Aquel individuo creía que ya eran colegas, como si hubieran marchado juntos un mes antes en el día de San Patricio. Cierto era que Jack sentía que tenía lazos comunes con él, que le había recordado a los Delaneys que le precedieron, pero aquel fulano asumía demasiadas cosas. Jack se acercó al televisor, en el cual aún competían aquellas voces agobiantes, y las acalló.
Boylan, inclinado sobre la bandeja, alzó la vista.
– ¿Qué haces ahí?
– Siéntate en el sofá.
Boylan se metió medio huevo duro en la boca.
– Si lo hago, seguro que me quedo dormido. Son las nueve y media, y el tío de esta habitación debe de estar a punto de llegar.
Jack se acercó hasta él levantando la Beretta y se la puso en la cara. Boylan movió la cabeza, todavía inclinado, abrió los ojos, y Jack pudo ver el huevo duro dentro de su boca cuando dejó de masticar y se quedó mirándole.
– Claro, Jack, encantado.
Bajó el arma hasta sentirla apoyada contra su pierna.
– Has estado a la sombra, ¿verdad?
El hombre dio la vuelta a la mesilla de café para dejarse caer con cuidado sobre el sofá, cubierto por un zaraza. Suspiró.

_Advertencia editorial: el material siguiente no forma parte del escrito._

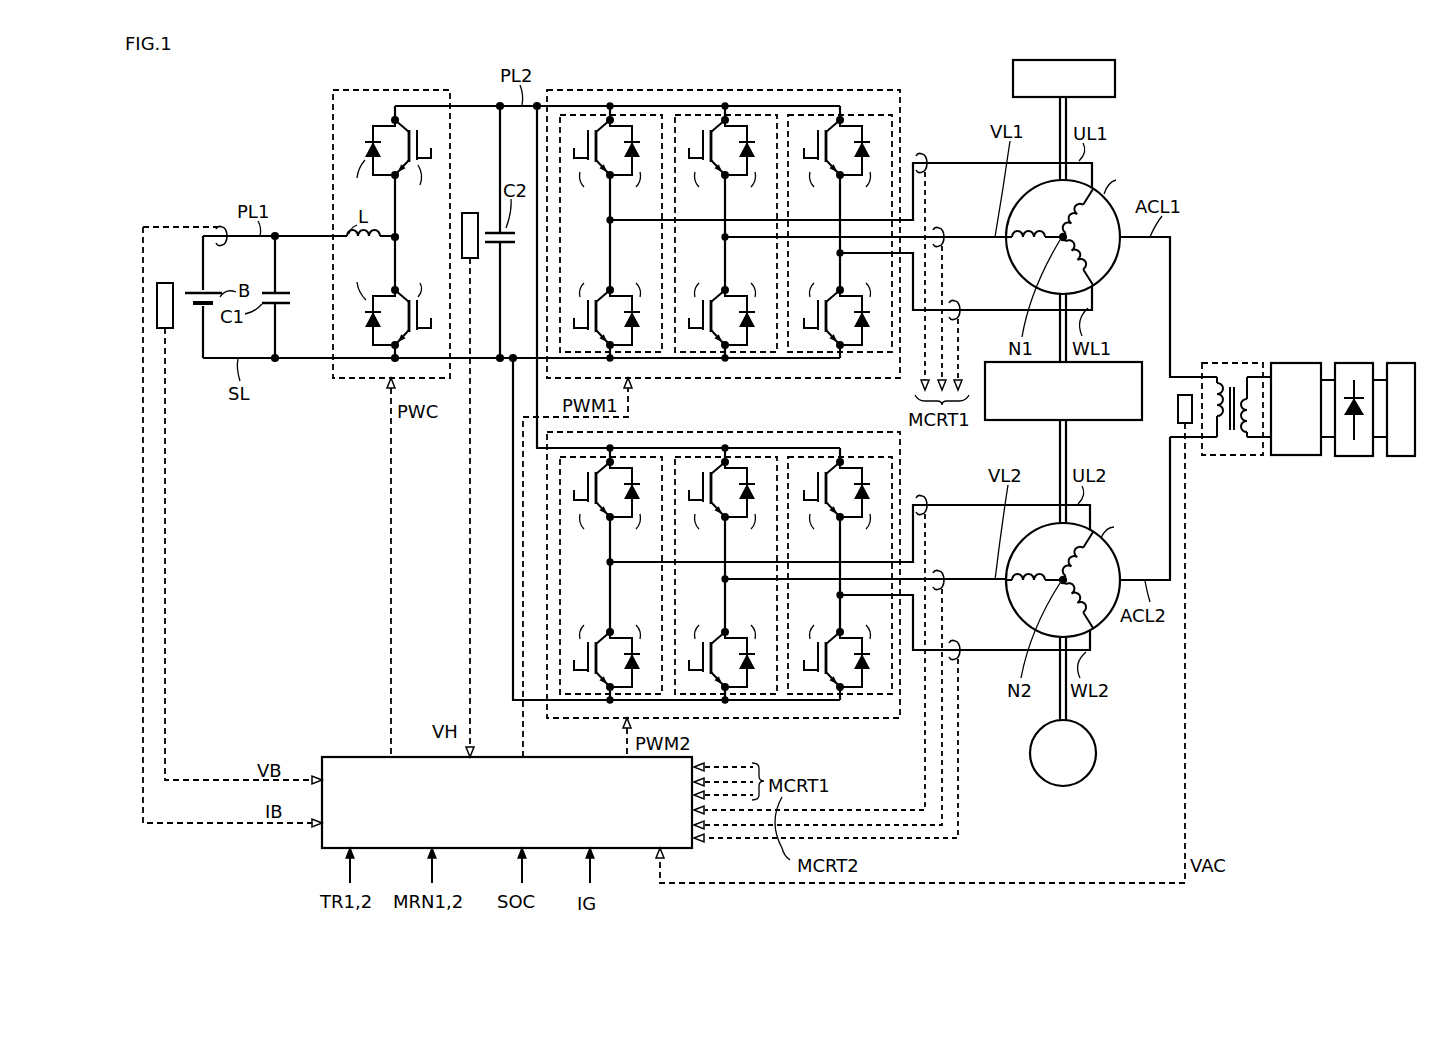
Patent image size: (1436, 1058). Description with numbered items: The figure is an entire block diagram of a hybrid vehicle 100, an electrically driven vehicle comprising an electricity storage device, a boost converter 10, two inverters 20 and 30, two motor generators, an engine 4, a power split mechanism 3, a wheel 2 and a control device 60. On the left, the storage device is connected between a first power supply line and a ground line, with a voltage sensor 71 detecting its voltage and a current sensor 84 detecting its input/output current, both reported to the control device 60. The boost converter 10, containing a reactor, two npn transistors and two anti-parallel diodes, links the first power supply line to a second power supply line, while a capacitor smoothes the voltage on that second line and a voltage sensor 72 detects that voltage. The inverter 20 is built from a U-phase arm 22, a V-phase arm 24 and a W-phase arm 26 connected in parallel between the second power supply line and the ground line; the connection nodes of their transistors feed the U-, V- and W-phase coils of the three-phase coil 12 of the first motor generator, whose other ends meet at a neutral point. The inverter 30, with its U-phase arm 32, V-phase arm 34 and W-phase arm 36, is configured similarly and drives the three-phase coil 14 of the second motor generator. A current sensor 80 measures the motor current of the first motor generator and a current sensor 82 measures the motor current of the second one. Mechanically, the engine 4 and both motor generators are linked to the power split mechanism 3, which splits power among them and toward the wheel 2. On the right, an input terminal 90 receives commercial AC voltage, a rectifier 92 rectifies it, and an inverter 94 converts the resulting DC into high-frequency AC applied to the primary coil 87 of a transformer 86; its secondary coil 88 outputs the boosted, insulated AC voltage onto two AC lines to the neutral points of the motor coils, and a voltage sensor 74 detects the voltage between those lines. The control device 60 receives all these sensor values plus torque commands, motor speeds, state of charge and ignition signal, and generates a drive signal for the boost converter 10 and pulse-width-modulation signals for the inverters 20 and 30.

The hybrid vehicle 100 is at (192, 96).
The current sensor 84 is at (222, 224).
The voltage sensor 71 is at (165, 283).
The boost converter 10 is at (348, 378).
The voltage sensor 72 is at (470, 213).
The inverter 20 is at (723, 235).
The U-phase arm 22 is at (632, 113).
The V-phase arm 24 is at (747, 113).
The W-phase arm 26 is at (862, 113).
The inverter 30 is at (723, 574).
The U-phase arm 32 is at (643, 457).
The V-phase arm 34 is at (757, 457).
The W-phase arm 36 is at (872, 457).
The current sensor 80 is at (928, 154).
The current sensor 82 is at (926, 497).
The 3-phase coil 12 is at (1073, 208).
The 3-phase coil 14 is at (1072, 552).
The engine 4 is at (1115, 78).
The power split mechanism 3 is at (1127, 362).
The wheel 2 is at (1096, 753).
The voltage sensor 74 is at (1177, 414).
The transformer 86 is at (1235, 411).
The secondary coil 88 is at (1222, 434).
The primary coil 87 is at (1244, 434).
The inverter 94 is at (1293, 363).
The rectifier 92 is at (1353, 363).
The input terminal 90 is at (1400, 363).
The control device 60 is at (342, 757).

– En Long Kesh. Allí llenábamos las paredes de mierda y los colegas de la galería H despertaron al mundo con su huelga de hambre. «El laberinto maldito», lo llamaban algunos.
– ¿Por qué te encerraron?
– Por hablar en la iglesia -dijo Boylan-. A un hijo de puta que me estaba soltando un pregón. Llegaron por la noche, como siempre, le partieron los dientes a mi mujer al abrir de golpe la maldita puerta, encontraron un revólver entre la colada y ése fue mi pecado. Me echaron cinco avemarías y cinco años en Kesh. -Boylan se inclinó hacia delante y escogió sin prisas un canapé-. ¿Cómo es que sabes algo de esto, Jack? ¿Cuál fue tu pecado? No me digas que sólo eres un ladrón. Has venido aquí con tu mejor ropa y oliendo a espliego… ¿Qué robarías, sus camisas? Joder, pues tiene unas cuantas.
– Tú ya habías estado aquí.
– Alguna vez. -Boylan se echó hacia delante, apoyando las manos en las rodillas-. Si vamos a hablar, podríamos hacerlo abajo. Viendo bailar a las chicas desnudas y tomando una cerveza. ¿No te gustaría?
– Estás lejos de casa, ¿eh?
– Veo que prefieres poner mis nervios a prueba. Mantenerme sobre ascuas hasta que te diga lo que pretendo. A ver quién de los dos aguanta más. ¡Oh, Jack, me encantaría saber a qué juegas tú antes de decirlo! -Le dirigió una mirada y asintió-. Me gustaría poder creer que políticamente estamos muy cerca. -Y sus ojos volvieron a abrirse con un brillo esperanzado-. ¿Me habías visto antes? ¿Me habías oído hablar en los desayunos de la Holy Name Communion?
– ¿Quieres dejarte de mierdas y decirme qué haces aquí?
Boylan soltó un suspiro.
– De acuerdo, me arriesgaré y te lo diré claramente. El nicaragüense ha venido en busca de armas, ¿lo sabías?
Jack asintió.
– Bueno, pues yo también he venido en busca de armas.
– Sólo que él las va a comprar.
Jack había dejado caer la frase y vio nacer una sonrisa en el rostro del irlandés.
– Ah, pero nuestras mentes corren juntas, ¿verdad, Jack?